DVD Releases: ‘The Imaginarium of Dr. Parnassus’

Dr. Parnassus (Christopher Plummer) is the oldest man alive, granted immortality in a pact with the Mr. Nick (the demonic Tom Waits) on the understanding that when his daughter Valentina (Lily Cole) reaches the age of sixteen, she will be taken by the Devil.

Parnassus spends his immortal life travelling the streets of London attempting to entertain its inhabitants, yet frequently failing even to amuse (I’m not exactly sure why – neither, it seems, is Gilliam). One typically rainy night, Parnassus and his daughter happen across a wretched figure dangling from the underside of London Bridge. Without question, they save the man, know as Tony (Heath Ledger), from hanging and adopt him into their ‘act’…and that’s where the film’s coherency ends. The remainder of the film’s narrative (and I use that term loosely) delves into Parnassus’ rich, surreal imagination by the way of a mirror, where stilettos litter the landscape, rivers become snakes and ladders strike upwards into cloud.

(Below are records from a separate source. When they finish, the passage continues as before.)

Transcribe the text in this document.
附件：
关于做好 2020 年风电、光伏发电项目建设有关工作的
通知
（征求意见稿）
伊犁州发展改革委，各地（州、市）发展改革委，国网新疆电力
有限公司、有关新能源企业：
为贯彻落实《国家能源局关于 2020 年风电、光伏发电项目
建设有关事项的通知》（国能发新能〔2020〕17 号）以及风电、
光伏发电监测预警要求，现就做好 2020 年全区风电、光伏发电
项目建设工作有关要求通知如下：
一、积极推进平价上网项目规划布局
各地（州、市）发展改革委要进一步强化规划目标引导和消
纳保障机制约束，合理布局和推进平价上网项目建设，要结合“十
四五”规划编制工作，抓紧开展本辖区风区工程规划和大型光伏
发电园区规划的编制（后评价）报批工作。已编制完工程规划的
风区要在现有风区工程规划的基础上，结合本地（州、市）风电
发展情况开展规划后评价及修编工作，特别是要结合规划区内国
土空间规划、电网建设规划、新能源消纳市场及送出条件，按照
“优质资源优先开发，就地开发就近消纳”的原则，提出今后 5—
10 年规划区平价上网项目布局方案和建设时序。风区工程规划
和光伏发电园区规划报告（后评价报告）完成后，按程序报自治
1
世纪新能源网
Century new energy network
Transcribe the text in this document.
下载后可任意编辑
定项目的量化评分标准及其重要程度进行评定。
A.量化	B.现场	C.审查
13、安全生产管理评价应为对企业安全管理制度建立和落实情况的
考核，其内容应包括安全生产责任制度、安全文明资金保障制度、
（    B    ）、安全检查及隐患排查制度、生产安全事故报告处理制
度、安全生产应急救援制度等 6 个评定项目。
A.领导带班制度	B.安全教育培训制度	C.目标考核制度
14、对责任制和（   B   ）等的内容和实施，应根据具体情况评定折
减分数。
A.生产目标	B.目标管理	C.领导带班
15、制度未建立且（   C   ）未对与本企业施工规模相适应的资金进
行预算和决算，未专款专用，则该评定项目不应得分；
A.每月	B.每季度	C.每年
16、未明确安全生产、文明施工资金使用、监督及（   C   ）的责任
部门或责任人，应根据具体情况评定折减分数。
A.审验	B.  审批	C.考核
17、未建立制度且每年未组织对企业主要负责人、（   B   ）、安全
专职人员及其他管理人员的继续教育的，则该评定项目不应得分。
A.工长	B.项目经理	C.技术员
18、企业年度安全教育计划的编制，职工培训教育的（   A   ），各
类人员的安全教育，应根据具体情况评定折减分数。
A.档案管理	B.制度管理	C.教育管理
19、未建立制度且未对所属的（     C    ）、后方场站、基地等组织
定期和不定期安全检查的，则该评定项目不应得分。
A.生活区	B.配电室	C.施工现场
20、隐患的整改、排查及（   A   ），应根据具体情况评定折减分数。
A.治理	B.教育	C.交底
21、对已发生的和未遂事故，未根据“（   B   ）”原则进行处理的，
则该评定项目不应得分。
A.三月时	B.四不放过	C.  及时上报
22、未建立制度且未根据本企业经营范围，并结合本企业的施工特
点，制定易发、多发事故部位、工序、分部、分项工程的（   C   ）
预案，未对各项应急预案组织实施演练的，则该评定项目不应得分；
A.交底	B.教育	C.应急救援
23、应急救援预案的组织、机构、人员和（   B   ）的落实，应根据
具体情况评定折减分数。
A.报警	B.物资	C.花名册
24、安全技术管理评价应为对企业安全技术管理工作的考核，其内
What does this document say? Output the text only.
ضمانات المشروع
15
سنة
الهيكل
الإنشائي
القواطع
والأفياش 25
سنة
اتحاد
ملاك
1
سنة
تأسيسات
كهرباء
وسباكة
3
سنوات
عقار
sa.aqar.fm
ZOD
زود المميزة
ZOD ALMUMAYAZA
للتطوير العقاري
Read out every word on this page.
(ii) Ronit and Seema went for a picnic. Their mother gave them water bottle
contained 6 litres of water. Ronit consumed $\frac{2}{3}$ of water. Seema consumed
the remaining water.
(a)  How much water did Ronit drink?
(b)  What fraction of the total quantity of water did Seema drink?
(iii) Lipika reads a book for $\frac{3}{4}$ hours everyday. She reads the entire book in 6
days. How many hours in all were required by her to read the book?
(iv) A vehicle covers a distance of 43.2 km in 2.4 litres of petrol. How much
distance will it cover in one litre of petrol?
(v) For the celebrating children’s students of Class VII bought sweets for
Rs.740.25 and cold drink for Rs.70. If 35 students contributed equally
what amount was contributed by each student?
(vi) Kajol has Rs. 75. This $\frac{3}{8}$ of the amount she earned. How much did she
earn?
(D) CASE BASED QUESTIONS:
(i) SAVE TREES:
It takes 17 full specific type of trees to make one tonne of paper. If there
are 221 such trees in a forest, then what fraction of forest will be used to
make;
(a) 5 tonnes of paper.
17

In case I’m putting you off, I’ll just say now – you must see this film.

Though there can be little argument that The Imaginarium of Dr. Parnassus’s fantasy sequences are at times as flabby and bloated as they are surreal and compelling (complete with slapstick humour and dancing, stocking-clad policemen), they contain more charm, invention and wit than anything seen in Tim Burton’s failed interpretation of Alice in Wonderland (2010)

The London of Parnassus is saturated with the kind of magic that charmed Victorian England: street-performers with up-turned caps; crafty sleight-of-hand and the ‘double-bluff’; an old man with a painted face, suspended in meditation but not in mid-air, cross-legged on a podium of glass. The Imaginarium itself, complete with collapsible proscenium, amber stage-lamps and dark horses, rattles through contemporary London seeking out souls to save like a last, lost fragment from the era of the travelling shows.

Gilliam’s film famously gained notoriety due to the death of actor Heath Ledger during principal photography, leaving a number of scenes incomplete (which now feature high profile stand-ins from Johnny Depp, Colin Farrell and Jude Law). Yet surprisingly, the (necessary) conceit of having Ledger’s ‘Tony’ change his face when he stumbles through the mirror into Parnassus’ imagination works well, underlining the skewed nature of his character, his propensity for deception and the implicit illusion of appearance and persona.

Like Time Bandits (1981), Brazil (1985) and Twelve Monkeys (1995), Parnassus is a Terry Gilliam film to submit to, not struggle against. See it, and be surprised. Know the flaws, scratch your head and trip and fall into its blissful, anarchic confusion.